If your model limit is 200,000 TPM and each request uses 2,000 total tokens, the theoretical maximum is around 100 requests per minute before retries. If each request uses 10,000 tokens, the same TPM limit only supports around 20 requests per minute.

Why 429 happens even when RPM looks safe

Imagine a chat endpoint with a 200 RPM limit and a 200,000 TPM limit. Your dashboard shows only 80 requests per minute, so it looks safe. But each request sends 1,500 input tokens and gets 2,000 output tokens. That is 3,500 tokens per request.

80 requests/min x 3,500 tokens/request = 280,000 tokens/min

RPM is fine. TPM is not. The result is still 429.

Streaming does not remove rate limits

Streaming improves user experience because the user sees tokens as they are generated. It does not make the request free, and it does not remove the output from your token budget.

A streaming response that generates 4,000 tokens still consumes 4,000 output tokens. It may also hold a connection open for 20 or 30 seconds, which matters for your own backend and queueing model.

Retries multiply load

Retries are useful when a network call fails before the model starts generating. But blind retries can double traffic. If your frontend retries, your backend retries, and the user clicks regenerate, one user action can become several model requests.

This is why retry factor belongs in capacity planning.
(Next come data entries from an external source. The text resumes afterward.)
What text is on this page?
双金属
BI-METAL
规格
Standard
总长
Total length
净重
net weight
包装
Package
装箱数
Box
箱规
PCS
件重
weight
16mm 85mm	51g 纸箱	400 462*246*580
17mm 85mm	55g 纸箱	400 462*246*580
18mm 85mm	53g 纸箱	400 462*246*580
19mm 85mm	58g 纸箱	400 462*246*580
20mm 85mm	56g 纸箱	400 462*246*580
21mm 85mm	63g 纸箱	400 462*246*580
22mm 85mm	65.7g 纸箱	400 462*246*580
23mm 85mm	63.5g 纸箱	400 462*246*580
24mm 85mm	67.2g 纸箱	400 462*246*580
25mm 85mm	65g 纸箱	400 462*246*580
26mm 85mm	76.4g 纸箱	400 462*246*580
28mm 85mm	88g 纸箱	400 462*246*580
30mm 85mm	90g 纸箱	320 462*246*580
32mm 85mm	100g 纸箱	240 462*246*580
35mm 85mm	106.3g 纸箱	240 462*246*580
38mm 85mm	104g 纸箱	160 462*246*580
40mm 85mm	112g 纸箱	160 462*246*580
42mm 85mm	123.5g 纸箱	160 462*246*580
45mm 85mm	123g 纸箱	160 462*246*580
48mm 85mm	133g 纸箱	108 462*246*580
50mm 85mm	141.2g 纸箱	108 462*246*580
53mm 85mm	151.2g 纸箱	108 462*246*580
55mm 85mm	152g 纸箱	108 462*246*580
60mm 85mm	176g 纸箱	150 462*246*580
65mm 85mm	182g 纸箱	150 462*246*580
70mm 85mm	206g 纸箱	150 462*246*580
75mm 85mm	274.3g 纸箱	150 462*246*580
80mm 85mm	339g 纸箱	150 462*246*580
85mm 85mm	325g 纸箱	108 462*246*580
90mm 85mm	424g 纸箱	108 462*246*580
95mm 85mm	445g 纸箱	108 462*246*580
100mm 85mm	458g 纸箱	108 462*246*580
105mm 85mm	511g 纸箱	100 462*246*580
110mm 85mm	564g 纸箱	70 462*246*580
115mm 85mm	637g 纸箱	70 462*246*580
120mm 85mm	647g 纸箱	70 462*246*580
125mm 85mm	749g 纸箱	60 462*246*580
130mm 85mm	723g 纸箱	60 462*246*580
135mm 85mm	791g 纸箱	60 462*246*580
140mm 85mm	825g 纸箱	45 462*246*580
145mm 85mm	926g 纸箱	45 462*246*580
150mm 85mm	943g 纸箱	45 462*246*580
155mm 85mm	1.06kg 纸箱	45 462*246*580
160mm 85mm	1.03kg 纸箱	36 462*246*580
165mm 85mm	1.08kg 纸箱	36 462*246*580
A system that looks safe at 1.0x load may fail at 1.3x once retries and regenerate behavior are included.

Long chat history changes every turn

Most chat apps resend conversation history with every request. That is normal, because model APIs are stateless. But it means turn 20 can be much more expensive than turn 2.

To control TPM, trim irrelevant messages, summarize older context, and avoid sending logs, tool output, or stale assistant text unless it is needed for the next answer.
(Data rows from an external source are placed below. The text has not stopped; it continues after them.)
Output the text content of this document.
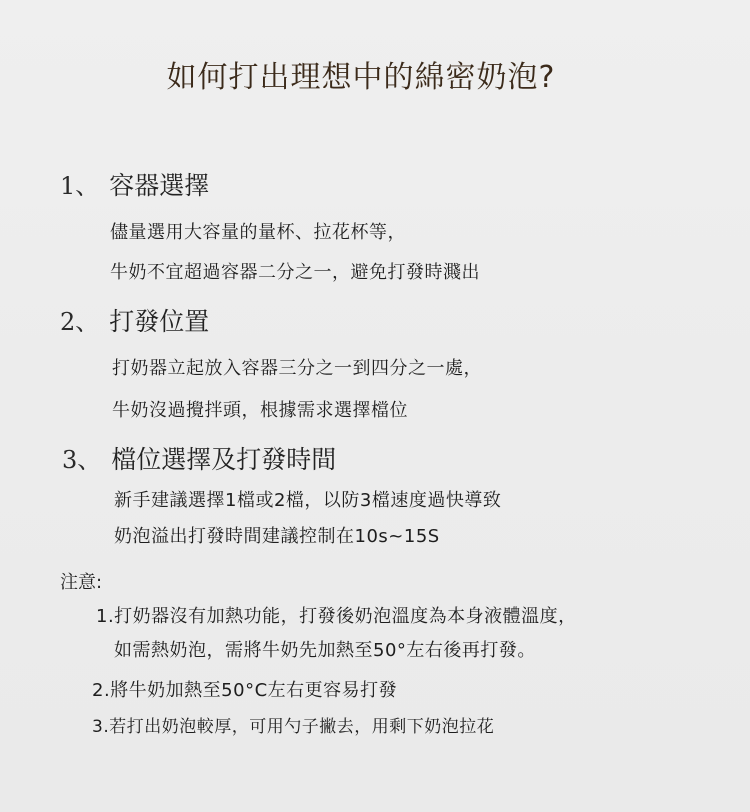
如何打出理想中的綿密奶泡?
1、 容器選擇
儘量選用大容量的量杯、拉花杯等，
牛奶不宜超過容器二分之一，避免打發時濺出
2、 打發位置
打奶器立起放入容器三分之一到四分之一處，
牛奶沒過攪拌頭，根據需求選擇檔位
3、 檔位選擇及打發時間
新手建議選擇1檔或2檔，以防3檔速度過快導致
奶泡溢出打發時間建議控制在10s~15S
注意:
1.打奶器沒有加熱功能，打發後奶泡溫度為本身液體溫度，
如需熱奶泡，需將牛奶先加熱至50°左右後再打發。
2.將牛奶加熱至50°C左右更容易打發
3.若打出奶泡較厚，可用勺子撇去，用剩下奶泡拉花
Concurrency is not capacity

Concurrent users are not the same thing as requests per minute. If 100 users each send one request every 30 seconds, the expected load is roughly 200 requests per minute. If each user sends one request every 10 seconds, the same 100 users become 600 requests per minute.

expected RPM = concurrent users x (60 / average seconds per request cycle)

That is before retries. Add retry factor and long outputs, and the real bottleneck can move quickly.

How to reduce 429 errors

  • Set max output tokens: Keep answers bounded for user-facing flows.
  • Use queues for bursts: Smooth sudden spikes instead of sending every request at once.
  • Trim context: Send the messages that matter, not the entire session forever.
  • Limit retries: Retry only safe failures and track retry count.
  • Use model-specific limits: Different models may have different practical throughput.
  • Show good errors: Tell users to wait or retry later instead of failing silently.

Use the calculator

Before launch, estimate your traffic shape with RPM, TPM, average input tokens, average output tokens, retry factor, and concurrent users.

Use the LLM Rate Limit Calculator to see whether RPM or TPM is your bottleneck. If cost is the bigger question, use the AI API Cost Calculator.

The practical takeaway

If you are getting 429s, do not only ask for a higher RPM. Check output length, retry behavior, full chat history, and TPM. In production LLM apps, tokens per minute often becomes the real limit first.